De tal suerte que, cuando no exista otro medio de defensa judicial para buscar la eficacia del derecho atacado o amenazado, surge la acción de tutela como única medida a disposición del titular de aquél, con el fin de llevar a la práctica la garantía que en abstracto le ha conferido la Constitución. En el evento que concita la atención de la Sala, la solicitud de amparo formulada mediante apoderado por el ciudadano RUBÉN DARÍO RUIZ BERRÍO, se orienta a trastocar la firmeza de la decisión por cuyo medio, la Fiscalía Segunda Delegada ante el Tribunal Superior de Villavicencio dispuso el archivo de la denuncia formulada contra el Juez Segundo Penal del Circuito Especializado de Villavicencio, por la presunta comisión del delito de prevaricato por acción. En este orden, emerge trascendente precisar que la doctrina constitucional ha sido clara y enfática en señalar que cuando se trata de providencias judiciales, la acción de tutela solamente resulta procedente de manera excepcional, pues como regla general la inconformidad de las partes con lo resuelto por los funcionarios judiciales ha de ser planteada y debatida en forma oportuna acudiendo para ello a los medios de impugnación instituidos en los códigos de procedimiento.

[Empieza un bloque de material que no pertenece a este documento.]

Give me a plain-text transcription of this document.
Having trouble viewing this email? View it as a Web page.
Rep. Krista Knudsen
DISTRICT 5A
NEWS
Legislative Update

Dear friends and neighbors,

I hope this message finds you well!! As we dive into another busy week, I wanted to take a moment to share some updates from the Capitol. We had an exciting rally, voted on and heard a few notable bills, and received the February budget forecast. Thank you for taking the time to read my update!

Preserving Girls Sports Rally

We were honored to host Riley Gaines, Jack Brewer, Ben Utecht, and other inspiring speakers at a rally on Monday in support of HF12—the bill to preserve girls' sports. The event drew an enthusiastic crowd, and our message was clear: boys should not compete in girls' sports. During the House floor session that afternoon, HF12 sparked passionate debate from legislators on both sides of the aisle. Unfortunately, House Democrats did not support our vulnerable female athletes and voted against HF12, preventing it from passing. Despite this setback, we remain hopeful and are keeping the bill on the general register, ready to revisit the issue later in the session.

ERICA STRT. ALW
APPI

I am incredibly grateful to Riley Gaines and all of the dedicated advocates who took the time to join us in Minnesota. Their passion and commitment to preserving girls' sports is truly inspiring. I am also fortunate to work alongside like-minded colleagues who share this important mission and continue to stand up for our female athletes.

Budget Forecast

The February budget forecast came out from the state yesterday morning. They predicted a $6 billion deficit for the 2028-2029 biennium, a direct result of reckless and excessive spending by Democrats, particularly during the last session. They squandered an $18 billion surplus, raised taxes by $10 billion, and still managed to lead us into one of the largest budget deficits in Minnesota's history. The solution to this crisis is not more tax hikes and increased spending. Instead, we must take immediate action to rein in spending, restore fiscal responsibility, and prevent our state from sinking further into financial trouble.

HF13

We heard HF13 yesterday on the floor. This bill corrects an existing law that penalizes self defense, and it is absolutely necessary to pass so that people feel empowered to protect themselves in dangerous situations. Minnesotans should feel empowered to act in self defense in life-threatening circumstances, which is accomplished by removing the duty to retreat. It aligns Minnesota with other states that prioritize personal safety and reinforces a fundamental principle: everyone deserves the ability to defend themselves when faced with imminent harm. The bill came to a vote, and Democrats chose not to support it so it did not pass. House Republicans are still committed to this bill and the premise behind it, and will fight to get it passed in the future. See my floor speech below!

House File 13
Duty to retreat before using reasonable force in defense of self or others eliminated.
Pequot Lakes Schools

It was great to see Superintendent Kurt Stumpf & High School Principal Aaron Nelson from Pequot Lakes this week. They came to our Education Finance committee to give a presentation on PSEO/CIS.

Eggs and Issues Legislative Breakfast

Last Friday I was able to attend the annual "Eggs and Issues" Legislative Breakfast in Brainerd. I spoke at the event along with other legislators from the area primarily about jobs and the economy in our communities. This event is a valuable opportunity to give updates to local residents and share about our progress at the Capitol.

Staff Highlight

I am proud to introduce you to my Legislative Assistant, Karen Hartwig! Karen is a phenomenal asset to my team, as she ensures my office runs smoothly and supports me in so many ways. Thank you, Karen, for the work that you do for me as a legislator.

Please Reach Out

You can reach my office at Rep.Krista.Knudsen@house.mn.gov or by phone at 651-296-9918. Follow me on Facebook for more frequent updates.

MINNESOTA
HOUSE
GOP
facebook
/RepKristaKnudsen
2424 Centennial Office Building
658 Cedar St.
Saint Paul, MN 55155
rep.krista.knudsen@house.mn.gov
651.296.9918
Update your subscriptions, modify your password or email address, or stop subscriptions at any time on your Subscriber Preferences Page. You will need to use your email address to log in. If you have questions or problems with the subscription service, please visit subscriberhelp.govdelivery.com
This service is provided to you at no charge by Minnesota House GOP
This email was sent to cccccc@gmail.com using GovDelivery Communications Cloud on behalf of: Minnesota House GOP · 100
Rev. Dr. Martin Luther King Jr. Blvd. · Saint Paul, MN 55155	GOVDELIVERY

De esta forma, lo primero que debe precisarse para resolver la solicitud de amparo, es si el accionante tiene acceso a otro medio de defensa judicial para obtener la protección de la garantía que ahora considera agraviada con la actuación reseñada en el acápite correspondiente. Bajo ese contexto impera destacar, que si bien en los términos señalados por la Corte Constitucional en sentencia C-1154 de 2005 contra el archivo de las diligencias no procede recurso alguno, dicha determinación no reviste el carácter de cosa juzgada por manera que el demandante cuenta con el mecanismo judicial previsto en el inciso segundo del artículo 79 de la Ley 906 de 2004, en virtud del cual puede solicitarle al funcionario competente se reanude la indagación, “si sugieren nuevos elementos probatorios”.

Luego, resulta incuestionable que el ciudadano RUBÉN DARÍO RUIZ BERRÍO puede emplear el instrumento de protección propicio para esgrimir los argumentos del libelo constitucional al interior del escenario natural, en orden a demostrar la existencia de la tipicidad objetiva de la acción penal y el funcionario judicial está en la obligación de resolver dicho pedimento.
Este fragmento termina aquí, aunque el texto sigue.